After New Delhi banned dozens of Chinese-made mobile apps citing privacy concerns, TikTok denied sharing the data of Indian users with China, saying it would not do so even if requested by any foreign government.
The Indian branch of the Beijing-headquartered company insisted that it abides by “all data privacy and security requirements under Indian law and have not shared any information of our users in India” with any government, including China.
“Further, if we are requested to in the future we would not do so.

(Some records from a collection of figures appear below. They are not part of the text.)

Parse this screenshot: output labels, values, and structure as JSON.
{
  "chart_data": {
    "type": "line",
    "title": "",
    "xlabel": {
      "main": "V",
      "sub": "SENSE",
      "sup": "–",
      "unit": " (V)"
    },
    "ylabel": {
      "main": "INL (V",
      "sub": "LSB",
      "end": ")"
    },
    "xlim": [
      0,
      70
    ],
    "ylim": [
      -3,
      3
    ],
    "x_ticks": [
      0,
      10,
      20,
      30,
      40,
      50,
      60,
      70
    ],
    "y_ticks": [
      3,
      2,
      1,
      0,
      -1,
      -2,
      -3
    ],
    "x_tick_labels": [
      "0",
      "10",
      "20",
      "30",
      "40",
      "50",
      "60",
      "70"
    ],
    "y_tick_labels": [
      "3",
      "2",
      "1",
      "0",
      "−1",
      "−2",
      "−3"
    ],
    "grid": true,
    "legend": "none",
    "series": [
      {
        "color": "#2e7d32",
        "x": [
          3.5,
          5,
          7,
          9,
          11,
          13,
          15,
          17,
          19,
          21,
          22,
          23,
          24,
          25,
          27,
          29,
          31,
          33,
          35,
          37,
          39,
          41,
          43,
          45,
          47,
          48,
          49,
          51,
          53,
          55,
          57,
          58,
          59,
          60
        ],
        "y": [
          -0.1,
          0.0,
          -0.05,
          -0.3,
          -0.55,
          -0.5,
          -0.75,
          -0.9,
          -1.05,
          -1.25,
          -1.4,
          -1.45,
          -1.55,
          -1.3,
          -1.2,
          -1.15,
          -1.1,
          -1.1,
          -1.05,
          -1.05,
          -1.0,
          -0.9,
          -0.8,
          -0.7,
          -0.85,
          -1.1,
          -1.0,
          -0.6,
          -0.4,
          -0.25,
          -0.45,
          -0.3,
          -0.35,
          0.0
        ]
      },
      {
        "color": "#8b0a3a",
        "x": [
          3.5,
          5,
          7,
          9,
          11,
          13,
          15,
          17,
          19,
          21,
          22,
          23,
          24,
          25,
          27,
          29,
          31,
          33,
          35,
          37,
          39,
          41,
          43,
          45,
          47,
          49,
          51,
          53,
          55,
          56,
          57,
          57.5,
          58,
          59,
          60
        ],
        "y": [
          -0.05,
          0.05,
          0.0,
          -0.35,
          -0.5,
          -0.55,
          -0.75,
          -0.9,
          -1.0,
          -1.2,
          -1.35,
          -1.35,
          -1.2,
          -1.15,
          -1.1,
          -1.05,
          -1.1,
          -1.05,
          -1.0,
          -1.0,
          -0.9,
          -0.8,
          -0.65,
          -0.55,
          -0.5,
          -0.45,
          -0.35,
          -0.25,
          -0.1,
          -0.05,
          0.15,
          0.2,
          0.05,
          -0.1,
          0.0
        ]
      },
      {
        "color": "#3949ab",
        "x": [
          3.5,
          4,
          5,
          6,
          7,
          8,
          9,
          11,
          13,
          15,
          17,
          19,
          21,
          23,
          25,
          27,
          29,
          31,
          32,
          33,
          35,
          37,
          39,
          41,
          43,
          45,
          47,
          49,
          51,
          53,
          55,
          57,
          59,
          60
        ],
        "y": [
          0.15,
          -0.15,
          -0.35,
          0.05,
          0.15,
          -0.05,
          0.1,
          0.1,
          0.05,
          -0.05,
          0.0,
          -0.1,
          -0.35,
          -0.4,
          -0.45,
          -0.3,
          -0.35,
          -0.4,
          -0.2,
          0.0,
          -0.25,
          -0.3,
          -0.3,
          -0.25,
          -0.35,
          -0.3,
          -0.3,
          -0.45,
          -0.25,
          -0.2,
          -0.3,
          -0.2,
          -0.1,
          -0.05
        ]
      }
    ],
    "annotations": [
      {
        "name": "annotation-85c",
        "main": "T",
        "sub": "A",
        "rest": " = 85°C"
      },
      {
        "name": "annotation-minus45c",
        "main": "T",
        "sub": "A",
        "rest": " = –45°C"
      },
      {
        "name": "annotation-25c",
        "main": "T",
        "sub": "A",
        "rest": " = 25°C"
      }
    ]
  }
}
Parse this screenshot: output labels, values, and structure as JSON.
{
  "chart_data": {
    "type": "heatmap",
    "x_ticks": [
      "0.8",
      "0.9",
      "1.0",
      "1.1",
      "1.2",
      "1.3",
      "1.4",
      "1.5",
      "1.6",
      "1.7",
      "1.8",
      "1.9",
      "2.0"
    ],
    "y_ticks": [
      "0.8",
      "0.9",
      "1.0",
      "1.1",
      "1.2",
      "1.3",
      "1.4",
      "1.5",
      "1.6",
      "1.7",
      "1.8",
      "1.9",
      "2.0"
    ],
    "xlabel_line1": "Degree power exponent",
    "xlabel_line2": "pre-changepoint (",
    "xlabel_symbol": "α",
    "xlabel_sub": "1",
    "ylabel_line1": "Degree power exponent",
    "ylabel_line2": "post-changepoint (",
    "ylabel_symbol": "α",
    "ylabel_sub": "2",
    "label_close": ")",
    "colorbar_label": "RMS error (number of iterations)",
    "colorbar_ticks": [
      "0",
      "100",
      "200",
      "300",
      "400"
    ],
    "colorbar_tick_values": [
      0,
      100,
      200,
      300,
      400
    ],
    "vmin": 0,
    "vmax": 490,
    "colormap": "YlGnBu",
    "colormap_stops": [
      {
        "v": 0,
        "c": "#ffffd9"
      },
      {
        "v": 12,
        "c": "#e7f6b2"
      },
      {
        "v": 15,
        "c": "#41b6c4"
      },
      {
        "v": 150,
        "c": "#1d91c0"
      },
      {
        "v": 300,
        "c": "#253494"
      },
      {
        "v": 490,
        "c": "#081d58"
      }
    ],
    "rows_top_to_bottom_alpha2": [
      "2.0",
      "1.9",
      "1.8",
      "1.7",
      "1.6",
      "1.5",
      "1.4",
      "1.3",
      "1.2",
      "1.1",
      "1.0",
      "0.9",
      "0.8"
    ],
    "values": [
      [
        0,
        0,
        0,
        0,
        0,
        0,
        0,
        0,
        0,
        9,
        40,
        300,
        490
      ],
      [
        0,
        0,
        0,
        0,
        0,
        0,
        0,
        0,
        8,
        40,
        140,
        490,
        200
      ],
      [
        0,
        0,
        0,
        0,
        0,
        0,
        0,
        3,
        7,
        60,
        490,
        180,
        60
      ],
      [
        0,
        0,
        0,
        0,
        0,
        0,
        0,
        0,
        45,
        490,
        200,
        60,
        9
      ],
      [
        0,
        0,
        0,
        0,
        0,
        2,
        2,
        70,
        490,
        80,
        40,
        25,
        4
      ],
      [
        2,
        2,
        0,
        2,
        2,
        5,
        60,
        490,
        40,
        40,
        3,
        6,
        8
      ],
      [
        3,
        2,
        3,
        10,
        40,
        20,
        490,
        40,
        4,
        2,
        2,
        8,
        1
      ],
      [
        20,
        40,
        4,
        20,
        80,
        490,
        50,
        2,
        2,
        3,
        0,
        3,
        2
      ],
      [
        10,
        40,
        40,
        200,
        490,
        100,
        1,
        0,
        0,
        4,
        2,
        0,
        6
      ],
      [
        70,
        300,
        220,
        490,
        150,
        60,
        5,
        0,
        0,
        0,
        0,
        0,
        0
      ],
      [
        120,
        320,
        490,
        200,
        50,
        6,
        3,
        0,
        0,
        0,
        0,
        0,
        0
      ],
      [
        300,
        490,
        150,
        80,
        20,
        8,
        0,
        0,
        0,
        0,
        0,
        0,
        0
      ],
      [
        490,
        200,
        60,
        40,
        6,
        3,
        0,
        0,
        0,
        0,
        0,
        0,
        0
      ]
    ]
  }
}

We place the highest importance on user privacy and integrity,” a statement by Nikhil Gandhi, the head of TikTok India, says.
Earlier, the Ministry of Electronics and Information Technology banned 59 Chinese-owned mobile apps, including TikTok, as well as microblogging platform Weibo, messaging service WeChat, and Alibaba’s UC Browser.
New Delhi explained the surprise decision citing numerous reports about the apps “stealing and surreptitiously transmitting users’ data in an unauthorized manner.” The data has been mined and profiled in a way that infringes on Indian sovereignty, national security, and defense, the ministry said.
TikTok has rapidly grown in popularity in India, the company’s biggest foreign market, where an estimated 120 million people use it.
The ban on the 59 apps came amid spiraling tensions along the disputed Indian-Chinese border in the Himalayas. A confrontation involving hundreds of troops from both sides broke out earlier in June, leaving at least 20 Indian troops dead.
While reports citing Indian officials claimed that as many as 40 Chinese soldiers were killed, Beijing dismissed the number as “fake news.”